Terrace in transit

  • By Oscar Halpert Enterprise editor
  • Friday, December 21, 2007 3:20pm

MOUNTLAKE TERRACE

About 50 people, including Mayor Jerry Smith and other city officials, turned out on a cold and rainy Friday, Dec. 14, for the groundbreaking of this city’s first parking garage, to be built by Community Transit, the agency that got its start here 31 years ago.

The four-story, five-level garage will occupy the lower portion of the transit agency’s Park &Ride lot when it opens in early 2009. Once open, the garage and Park &Ride will be known by a new name: the Mountlake Terrace Transit Center.

The Park &Ride site off 236th Street Southwest at I-5 will remain closed until the garage is finished. In the interim, bus riders can use spaces set aside off of 56th Avenue West downtown.

“We know it will be a challenge to use the interim lot,” Community Transit CEO Joyce Eleanor told a crowd gathered under a tent. “Your patience will be rewarded with a new garage in about a year.”

The new facility will more than double the existing capacity of 390, with the garage adding 685 parking spaces and a new, adjacent surface lot adding another 205 for a total of 890.

“The need for parking spaces is going to more than double over the next decade,” Eleanor said, adding that with a decreasing pool of available vacant land, “we have been forced to build up rather than building out.”

First District Congressman Jay Inslee, D-Bainbridge Island, called the planned garage a “great gift from Community Transit to the people of my district,” and said there’s something in it for everyone, including non-bus riders.

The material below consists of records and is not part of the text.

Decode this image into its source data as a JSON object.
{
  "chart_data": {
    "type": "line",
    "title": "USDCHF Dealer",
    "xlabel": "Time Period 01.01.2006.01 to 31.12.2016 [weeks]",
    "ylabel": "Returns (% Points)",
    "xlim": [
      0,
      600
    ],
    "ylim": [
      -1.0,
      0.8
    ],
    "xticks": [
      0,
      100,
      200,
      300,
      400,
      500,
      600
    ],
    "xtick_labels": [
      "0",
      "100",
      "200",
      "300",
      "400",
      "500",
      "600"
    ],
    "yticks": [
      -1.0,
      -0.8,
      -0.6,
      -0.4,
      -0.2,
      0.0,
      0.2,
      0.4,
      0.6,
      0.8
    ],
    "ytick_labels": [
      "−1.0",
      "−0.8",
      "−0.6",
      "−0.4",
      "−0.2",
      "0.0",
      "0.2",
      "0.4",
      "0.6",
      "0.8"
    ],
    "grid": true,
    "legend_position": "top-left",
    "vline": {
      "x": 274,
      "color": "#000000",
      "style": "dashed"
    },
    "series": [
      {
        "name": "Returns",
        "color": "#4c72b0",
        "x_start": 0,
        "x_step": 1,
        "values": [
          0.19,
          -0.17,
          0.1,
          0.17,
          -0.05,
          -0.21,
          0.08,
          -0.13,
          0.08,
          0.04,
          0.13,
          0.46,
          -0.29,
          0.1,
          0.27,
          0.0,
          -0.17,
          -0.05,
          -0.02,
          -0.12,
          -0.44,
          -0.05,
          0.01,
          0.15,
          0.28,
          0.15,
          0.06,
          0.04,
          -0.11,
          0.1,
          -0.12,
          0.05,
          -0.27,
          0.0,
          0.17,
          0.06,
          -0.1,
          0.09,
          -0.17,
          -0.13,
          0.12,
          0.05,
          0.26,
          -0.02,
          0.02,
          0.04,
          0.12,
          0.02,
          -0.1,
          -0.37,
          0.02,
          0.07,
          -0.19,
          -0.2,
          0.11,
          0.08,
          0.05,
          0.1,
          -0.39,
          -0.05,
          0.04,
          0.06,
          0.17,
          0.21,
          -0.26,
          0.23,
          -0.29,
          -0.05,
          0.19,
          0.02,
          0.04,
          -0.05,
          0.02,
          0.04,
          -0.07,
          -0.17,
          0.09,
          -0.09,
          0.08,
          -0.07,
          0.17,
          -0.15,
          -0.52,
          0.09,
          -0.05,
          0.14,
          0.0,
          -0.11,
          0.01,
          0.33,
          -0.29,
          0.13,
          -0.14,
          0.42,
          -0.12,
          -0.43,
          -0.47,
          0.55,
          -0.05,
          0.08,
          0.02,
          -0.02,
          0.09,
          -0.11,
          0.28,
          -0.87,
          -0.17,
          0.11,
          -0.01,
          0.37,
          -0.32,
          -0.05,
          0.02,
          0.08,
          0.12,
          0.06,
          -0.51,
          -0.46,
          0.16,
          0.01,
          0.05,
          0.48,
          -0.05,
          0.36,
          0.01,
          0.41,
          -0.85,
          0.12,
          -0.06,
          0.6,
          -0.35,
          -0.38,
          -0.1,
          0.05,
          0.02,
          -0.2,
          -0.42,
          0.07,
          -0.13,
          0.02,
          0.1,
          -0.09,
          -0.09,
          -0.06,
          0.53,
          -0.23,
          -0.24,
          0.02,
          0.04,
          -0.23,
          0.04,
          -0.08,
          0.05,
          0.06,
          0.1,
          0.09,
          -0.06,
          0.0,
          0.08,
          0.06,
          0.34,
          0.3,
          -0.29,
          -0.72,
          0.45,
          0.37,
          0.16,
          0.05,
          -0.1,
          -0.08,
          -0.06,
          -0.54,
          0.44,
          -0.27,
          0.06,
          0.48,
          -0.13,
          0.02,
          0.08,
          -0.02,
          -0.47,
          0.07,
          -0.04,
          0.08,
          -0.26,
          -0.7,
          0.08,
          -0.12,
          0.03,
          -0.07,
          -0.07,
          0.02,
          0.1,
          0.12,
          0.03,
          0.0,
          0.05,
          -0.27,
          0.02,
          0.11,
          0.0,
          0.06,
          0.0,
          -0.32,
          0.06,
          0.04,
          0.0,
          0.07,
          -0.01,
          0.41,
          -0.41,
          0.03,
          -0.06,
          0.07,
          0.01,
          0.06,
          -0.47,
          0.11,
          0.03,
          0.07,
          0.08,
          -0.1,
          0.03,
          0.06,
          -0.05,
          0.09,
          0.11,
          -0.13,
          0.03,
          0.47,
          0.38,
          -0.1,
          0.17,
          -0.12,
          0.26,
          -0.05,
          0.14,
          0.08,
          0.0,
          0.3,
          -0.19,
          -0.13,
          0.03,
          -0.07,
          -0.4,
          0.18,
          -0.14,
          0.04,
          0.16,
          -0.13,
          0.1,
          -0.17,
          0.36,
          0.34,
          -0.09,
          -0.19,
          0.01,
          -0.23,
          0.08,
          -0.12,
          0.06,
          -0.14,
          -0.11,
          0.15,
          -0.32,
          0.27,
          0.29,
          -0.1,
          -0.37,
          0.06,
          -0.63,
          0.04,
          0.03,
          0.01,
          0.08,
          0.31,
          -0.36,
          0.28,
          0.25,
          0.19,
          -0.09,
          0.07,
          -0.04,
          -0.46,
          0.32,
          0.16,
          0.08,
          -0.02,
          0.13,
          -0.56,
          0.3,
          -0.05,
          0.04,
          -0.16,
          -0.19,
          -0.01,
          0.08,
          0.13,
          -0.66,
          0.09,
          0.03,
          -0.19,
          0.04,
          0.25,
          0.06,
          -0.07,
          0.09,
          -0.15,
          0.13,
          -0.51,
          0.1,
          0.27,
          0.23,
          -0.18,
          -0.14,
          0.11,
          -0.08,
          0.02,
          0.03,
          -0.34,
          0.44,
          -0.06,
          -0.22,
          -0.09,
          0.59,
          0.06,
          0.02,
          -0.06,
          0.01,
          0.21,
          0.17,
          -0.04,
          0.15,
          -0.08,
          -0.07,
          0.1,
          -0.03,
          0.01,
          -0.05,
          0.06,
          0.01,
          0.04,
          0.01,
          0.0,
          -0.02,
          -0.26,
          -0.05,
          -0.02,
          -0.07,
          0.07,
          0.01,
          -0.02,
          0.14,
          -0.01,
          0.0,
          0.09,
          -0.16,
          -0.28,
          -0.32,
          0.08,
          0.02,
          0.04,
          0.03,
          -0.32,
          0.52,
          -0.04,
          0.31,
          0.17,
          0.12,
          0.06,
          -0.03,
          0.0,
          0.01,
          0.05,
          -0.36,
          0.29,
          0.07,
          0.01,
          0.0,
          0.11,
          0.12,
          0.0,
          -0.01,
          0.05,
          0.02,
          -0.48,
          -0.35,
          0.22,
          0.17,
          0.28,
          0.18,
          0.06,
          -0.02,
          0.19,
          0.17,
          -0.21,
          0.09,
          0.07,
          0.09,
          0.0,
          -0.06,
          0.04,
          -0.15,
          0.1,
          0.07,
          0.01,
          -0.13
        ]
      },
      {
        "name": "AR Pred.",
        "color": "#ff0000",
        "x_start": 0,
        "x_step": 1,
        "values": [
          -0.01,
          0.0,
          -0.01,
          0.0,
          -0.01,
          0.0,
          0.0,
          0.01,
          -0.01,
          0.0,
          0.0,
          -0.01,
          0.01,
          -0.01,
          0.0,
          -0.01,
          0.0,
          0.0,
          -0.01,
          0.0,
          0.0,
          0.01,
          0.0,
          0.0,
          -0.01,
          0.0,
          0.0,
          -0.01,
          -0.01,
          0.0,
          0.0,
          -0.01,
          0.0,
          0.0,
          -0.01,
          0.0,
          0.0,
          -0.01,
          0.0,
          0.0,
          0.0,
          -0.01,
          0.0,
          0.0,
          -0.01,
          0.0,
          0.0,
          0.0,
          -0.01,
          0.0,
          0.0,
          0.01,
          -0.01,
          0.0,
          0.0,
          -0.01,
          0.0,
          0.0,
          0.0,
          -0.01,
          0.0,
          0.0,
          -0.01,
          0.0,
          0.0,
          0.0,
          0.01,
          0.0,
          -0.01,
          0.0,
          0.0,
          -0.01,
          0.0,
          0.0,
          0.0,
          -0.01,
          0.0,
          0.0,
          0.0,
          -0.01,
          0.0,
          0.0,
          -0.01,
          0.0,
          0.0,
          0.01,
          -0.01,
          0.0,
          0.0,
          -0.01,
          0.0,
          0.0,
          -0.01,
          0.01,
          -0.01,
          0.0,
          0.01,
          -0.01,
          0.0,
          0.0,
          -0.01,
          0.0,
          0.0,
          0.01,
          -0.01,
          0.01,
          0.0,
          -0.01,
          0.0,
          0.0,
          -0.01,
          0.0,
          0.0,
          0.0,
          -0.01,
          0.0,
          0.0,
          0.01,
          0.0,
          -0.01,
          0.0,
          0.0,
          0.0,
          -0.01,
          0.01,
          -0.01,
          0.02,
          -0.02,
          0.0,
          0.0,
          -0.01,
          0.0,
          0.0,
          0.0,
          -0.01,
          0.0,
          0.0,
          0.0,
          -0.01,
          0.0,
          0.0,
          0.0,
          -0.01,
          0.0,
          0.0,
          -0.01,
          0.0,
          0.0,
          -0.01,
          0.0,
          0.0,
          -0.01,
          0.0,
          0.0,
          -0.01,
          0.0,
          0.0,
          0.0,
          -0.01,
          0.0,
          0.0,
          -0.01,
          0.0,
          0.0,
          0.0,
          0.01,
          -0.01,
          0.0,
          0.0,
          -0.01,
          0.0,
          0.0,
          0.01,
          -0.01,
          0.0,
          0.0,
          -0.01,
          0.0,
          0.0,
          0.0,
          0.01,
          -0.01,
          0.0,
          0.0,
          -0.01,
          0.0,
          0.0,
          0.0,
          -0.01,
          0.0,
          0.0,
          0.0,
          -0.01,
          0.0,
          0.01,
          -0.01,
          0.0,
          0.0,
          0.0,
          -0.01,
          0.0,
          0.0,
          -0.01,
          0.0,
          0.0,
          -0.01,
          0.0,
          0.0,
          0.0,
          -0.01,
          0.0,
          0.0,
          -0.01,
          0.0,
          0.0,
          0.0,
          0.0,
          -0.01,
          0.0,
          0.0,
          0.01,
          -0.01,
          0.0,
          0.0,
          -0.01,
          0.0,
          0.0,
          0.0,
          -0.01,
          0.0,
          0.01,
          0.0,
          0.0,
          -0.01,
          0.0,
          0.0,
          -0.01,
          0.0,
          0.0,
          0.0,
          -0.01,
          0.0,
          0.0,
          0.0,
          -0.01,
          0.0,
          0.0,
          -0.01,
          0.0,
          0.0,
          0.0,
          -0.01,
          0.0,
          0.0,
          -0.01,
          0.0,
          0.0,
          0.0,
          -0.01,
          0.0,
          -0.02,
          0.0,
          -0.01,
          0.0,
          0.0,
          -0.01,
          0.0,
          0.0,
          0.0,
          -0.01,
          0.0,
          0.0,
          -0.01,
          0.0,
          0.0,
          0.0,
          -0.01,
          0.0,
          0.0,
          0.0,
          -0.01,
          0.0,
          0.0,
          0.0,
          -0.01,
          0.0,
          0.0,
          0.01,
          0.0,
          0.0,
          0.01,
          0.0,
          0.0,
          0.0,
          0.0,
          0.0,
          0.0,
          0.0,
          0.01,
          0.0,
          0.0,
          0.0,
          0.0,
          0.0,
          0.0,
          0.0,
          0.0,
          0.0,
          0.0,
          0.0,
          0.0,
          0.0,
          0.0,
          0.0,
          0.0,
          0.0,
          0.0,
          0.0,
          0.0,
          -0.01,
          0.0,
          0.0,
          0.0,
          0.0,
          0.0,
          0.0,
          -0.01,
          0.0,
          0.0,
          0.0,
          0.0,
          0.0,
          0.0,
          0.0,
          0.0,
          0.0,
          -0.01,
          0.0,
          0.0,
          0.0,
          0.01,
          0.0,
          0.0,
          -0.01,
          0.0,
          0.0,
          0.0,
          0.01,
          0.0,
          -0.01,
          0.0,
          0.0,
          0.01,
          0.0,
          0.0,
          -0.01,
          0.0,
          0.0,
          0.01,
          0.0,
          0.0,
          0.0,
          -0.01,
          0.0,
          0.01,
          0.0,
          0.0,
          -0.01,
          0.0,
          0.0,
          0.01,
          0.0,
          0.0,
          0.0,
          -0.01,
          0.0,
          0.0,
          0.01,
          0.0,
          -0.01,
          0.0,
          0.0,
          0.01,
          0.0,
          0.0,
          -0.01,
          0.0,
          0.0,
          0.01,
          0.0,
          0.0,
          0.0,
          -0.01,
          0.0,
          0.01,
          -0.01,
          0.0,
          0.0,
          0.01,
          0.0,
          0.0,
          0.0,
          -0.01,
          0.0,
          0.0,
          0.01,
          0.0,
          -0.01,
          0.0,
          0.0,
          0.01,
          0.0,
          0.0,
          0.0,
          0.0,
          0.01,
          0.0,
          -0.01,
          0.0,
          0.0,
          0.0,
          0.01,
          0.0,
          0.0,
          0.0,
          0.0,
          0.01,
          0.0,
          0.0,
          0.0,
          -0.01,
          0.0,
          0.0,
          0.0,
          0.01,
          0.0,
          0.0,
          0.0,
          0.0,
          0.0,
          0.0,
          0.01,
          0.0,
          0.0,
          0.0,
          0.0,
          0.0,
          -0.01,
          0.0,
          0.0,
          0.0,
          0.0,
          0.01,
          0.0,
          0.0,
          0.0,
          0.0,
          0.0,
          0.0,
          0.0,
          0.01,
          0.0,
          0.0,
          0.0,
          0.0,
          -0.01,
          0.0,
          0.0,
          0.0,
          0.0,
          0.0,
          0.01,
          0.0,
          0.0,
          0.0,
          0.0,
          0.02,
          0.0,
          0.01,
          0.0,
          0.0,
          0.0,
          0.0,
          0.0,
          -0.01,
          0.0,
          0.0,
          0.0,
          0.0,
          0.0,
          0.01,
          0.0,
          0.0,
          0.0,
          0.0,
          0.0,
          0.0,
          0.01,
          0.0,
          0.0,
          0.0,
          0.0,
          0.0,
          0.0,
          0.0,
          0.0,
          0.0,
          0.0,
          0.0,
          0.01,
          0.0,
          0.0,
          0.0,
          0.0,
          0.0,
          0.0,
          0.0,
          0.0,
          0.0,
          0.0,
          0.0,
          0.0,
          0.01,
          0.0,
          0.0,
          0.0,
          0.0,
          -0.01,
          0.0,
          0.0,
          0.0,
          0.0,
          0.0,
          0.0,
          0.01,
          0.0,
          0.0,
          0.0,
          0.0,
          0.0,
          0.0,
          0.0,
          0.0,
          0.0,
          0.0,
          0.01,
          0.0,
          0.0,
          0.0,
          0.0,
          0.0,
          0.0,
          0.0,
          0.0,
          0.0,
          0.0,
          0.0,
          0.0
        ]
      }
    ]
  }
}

“If you drive a car and don’t ride the bus, it’s helping you because it just removed 200,000 cars a year from the freeway,” Inslee said. “The people in my district are as far-sighted as any community in the United States.”

Mountlake Terrace Mayor Jerry Smith urged the audience to “keep an eye on Mountlake Terrace” in the coming years. “We’re going to be better than Edmonds or Lynnwood,” he said.

Outgoing Edmonds Councilman Richard Marin, a Sound Transit Board member, said the coming transit center is a “huge thing” for Mountlake Terrace.

“The way we’ve spread out, we don’t have the option of having a bus that goes through your neighborhood,” he said. So “hubs” like the transit center are crucial, he added.

“I will be one of the first people who will come out and use it,” he said.

Sound Transit’s Board recently approved $959,000 toward creation of a “flyover” stop that will serve that agency’s regional express buses along I-5.

Marin said the flyover stop, which will take about a year to build once the garage is finished, is in the design phase and over budget. Currently, none of Sound Transit’s regional express – or ST – buses stop in Mountlake Terrace.

Shane Hope, Mountlake Terrace’s planning director, said the coming transit center and its added parking will “free up the neighborhoods and other areas and makes a really cool entry into the city.”